I read with interest Liberty Island contributor Audie Cocking’s essay about her family history with gun ownership, and the tragic death of her friend. The piece resonated because mine is a similar history, and the takeaways from both the essay and my experience reinforce two core truths about gun ownership and the Second Amendment.

Thankfully, no person close to me has ever been hurt by a firearm. But the closest I ever came served as a wake-up call to the possibility. My young adult daughter was waiting at a bus stop in a dicey Portland neighborhood one weekend night because a transfer route was the only route in service that late from her job.

Two youths drove up and the one in the passenger seat leveled a handgun at her. These reprobates were probably just trying to scare her, but she came home crying, saying she’d honestly thought she was going to die that night.

I was alarmed, wanted to notify the police, but my daughter adamantly and emotionally didn’t want me to do that — I’m still not sure why and it upsets her to ask about it.

What I am sure of, what I have always been sure of, is that I have never blamed the gun or access to guns for gun violence. My sense is that anyone (given the neighborhood they were probably gangbangers) who would cowardly frighten a young woman like that would likely be the kind of individuals that would find a way to get a gun even in the most restrictive environment.
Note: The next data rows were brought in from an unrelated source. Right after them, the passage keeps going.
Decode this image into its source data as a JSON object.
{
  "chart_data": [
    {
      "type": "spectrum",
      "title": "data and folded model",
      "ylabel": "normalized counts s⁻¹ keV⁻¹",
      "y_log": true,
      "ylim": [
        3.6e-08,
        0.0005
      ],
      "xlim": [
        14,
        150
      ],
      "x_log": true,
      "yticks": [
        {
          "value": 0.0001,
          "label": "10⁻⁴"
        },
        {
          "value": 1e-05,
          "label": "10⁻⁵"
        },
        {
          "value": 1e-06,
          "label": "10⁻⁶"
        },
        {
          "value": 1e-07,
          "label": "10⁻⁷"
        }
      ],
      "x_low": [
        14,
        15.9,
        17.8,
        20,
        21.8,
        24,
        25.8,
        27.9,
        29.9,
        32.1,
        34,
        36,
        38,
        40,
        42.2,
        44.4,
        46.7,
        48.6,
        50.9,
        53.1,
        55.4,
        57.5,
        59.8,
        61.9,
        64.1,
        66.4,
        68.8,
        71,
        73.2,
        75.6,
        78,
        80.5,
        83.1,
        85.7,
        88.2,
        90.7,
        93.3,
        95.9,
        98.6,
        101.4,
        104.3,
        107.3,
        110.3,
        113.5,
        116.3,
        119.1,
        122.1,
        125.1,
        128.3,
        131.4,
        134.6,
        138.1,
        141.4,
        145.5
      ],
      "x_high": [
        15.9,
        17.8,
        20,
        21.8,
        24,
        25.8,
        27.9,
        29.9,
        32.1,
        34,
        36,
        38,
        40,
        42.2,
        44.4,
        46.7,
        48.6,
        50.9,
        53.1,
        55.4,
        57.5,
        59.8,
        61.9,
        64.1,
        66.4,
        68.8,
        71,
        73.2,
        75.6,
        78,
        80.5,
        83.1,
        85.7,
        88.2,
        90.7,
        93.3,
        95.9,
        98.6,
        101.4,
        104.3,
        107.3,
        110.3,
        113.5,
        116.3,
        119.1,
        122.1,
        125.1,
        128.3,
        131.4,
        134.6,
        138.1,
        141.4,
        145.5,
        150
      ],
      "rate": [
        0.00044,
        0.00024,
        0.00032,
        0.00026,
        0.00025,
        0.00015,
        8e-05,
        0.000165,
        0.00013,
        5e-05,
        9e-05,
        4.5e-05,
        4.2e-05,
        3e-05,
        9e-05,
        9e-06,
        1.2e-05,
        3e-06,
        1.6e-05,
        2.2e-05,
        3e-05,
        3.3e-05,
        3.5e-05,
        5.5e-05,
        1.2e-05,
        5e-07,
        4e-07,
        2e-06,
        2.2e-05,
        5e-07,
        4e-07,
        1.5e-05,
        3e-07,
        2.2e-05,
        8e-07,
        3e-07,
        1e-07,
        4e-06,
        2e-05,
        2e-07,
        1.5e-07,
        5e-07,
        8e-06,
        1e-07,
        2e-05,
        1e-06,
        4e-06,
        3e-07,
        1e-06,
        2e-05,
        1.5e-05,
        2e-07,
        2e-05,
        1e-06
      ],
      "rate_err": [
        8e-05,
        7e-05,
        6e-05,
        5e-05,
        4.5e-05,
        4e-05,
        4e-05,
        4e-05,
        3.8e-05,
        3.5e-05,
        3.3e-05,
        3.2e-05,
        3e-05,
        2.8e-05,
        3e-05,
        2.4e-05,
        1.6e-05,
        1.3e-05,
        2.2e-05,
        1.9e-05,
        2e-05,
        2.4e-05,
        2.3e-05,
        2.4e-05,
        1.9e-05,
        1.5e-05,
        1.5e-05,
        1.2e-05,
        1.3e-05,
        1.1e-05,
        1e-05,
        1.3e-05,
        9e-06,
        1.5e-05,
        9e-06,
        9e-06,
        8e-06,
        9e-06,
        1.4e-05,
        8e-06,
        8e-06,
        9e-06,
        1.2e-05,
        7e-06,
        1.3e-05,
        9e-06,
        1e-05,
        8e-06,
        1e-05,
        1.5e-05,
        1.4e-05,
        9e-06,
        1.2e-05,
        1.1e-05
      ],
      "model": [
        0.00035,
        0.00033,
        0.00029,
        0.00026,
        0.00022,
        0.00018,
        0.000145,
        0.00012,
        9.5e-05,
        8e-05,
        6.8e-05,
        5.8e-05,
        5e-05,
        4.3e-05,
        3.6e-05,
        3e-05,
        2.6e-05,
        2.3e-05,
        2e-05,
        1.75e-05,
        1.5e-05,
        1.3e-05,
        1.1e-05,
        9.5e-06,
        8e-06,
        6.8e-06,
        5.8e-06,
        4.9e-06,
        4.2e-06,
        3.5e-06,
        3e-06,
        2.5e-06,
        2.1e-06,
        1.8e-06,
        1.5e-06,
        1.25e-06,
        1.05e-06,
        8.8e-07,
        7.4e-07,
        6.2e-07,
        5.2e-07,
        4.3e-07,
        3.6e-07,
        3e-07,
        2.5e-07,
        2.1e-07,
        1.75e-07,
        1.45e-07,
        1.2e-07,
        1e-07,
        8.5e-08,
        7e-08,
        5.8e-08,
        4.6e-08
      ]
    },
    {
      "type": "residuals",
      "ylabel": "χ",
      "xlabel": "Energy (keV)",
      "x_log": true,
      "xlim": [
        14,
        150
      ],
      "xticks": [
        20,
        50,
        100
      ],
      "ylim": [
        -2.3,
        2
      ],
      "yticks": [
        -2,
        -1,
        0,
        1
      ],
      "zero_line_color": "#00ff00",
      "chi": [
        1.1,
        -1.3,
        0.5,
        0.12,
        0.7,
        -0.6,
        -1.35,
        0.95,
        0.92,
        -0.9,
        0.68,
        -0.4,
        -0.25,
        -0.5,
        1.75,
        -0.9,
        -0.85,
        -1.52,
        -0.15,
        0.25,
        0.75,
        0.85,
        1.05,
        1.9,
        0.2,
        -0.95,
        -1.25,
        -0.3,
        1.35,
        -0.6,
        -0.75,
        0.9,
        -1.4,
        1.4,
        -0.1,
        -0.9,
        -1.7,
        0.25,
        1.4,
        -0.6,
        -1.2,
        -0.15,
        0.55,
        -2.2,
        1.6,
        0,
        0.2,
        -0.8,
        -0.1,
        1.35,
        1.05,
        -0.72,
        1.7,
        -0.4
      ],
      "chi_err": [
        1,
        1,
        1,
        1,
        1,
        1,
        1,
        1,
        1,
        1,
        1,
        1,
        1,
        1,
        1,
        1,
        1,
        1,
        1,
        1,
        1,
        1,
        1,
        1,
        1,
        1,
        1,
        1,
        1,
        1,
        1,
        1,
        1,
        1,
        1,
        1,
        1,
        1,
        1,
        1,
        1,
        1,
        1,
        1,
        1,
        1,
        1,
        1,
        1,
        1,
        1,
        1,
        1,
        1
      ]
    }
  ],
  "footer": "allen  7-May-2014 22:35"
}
I grew up in a home where guns were an almost daily fact of life. A family whose patriarchal grandfather had a massive bear rug — taxidermist-preserved head included — mounted on his living room wall. I have early memories of a stag deer hung in the garage, taken on my father’s favorite hunting ground, public lands outside Yosemite National Park. The venison ended up in the freezer and made the occasional dinner for months.

As a youngster I’ve laid low in cold duck blinds and accompanied my father on quiet walks in forests all over the West Coast. I’ve been left to hunker down when my father needed to stalk alone.  I’ve plucked the feathers off ducks from wetlands near Tracy, California, and picked through all manner of roasted wildfowl looking for embedded buckshot. Dad, a Casper, Wyoming native, eventually tired of rifle hunting, turned to bowhunting, and brought down a twelve-point stag for the taxidermist.

It wasn’t just hunting. As my father begin climbing the ladder of success in the grocery business, his first assignment as a Safeway store manager was an ancient old market in West Oakland. Thereafter, a .38 Magnum police revolver was under the driver’s side seat of our Buick. My mother didn’t hunt, as a full-time mom she gathered and cooked, but with Dad gone for long stretches, she knew how to handle a pistol.

More drawn to arts and culture (not that you can’t be drawn to both) I wasn’t interested in sports shooting or hunting as an adult, but the firearms safety and training classes I’d taken made me confident—should the need arise—in my ability to protect my own home in urban Bay Area neighborhoods.  The NRA stickers on several exterior windows to this day will hopefully dissuade criminals and prevent me ever having to use my gun for home protection.

Past achieved confluence with present in m my 31-year-old son, a crack shot with multiple types of firearms.

So, like Ms. Cockings, I learned from a very early age through adulthood to be safe with guns, and comfortable around responsible gun owners and their firearms.

President Kennedy’s assassination in Nov. 1963 was the first dark coloration of my perception of firearms—I blamed loathsome Commie sympathizer Oswald, not his rifle. Then, in 1966, Whitman went up in a University of Texas tower and killed fourteen. James Earl Ray’s cowardly assassination of Martin Luther King in 1968 was a shocker, and then, only short months later, the assassination of presidential candidate Robert Kennedy and the vile countenance of Sirhan Sirhan.

As Dylan sang, the times indeed seemed to be changing, societally and culturally. These acts had a profound effect on me as a teen, but never, I can honestly say never for a split second, did I blame the guns. Likely due to my lifetime exposure to the responsible utilization of firearms, the idea that the weapon was responsible, and that the solution might be to confiscate or restrict them, never crossed my mind.

Finally, the ultimate cultural deathblow, John Lennon, and the execrable excuse for a human being known as Mark David Chapman. It was 1980 and the progressive ideological drumbeat that the guns themselves were the problem began in earnest.

In the cases mentioned above, I believe that each of these killers would have gotten their hands on a handgun or rifle and carried out their heinous acts. So too with the contemporary perpetrators of horrific mass shootings and tragic loss of life that have gripped the national consciousness and rent the fabric of civil society.

The answer is not to enact slippery-slope laws and restrictions that hamper men like my grandfather, father, and son from exercising their Second Amendment rights.

After decades of witnessing the most horrific gun violence possible, and while I believe there are steps that can be taken to minimize these incidences, my position on the gun rights issue is fundamentally unchanged, and can be summed up by two foundational beliefs:

Exposure to responsible gun ownership from an early age makes one less likely to blame a firearm for the violent acts committed with firearms.

A sincere belief in the old cliché: if guns are outlawed only outlaws will have guns.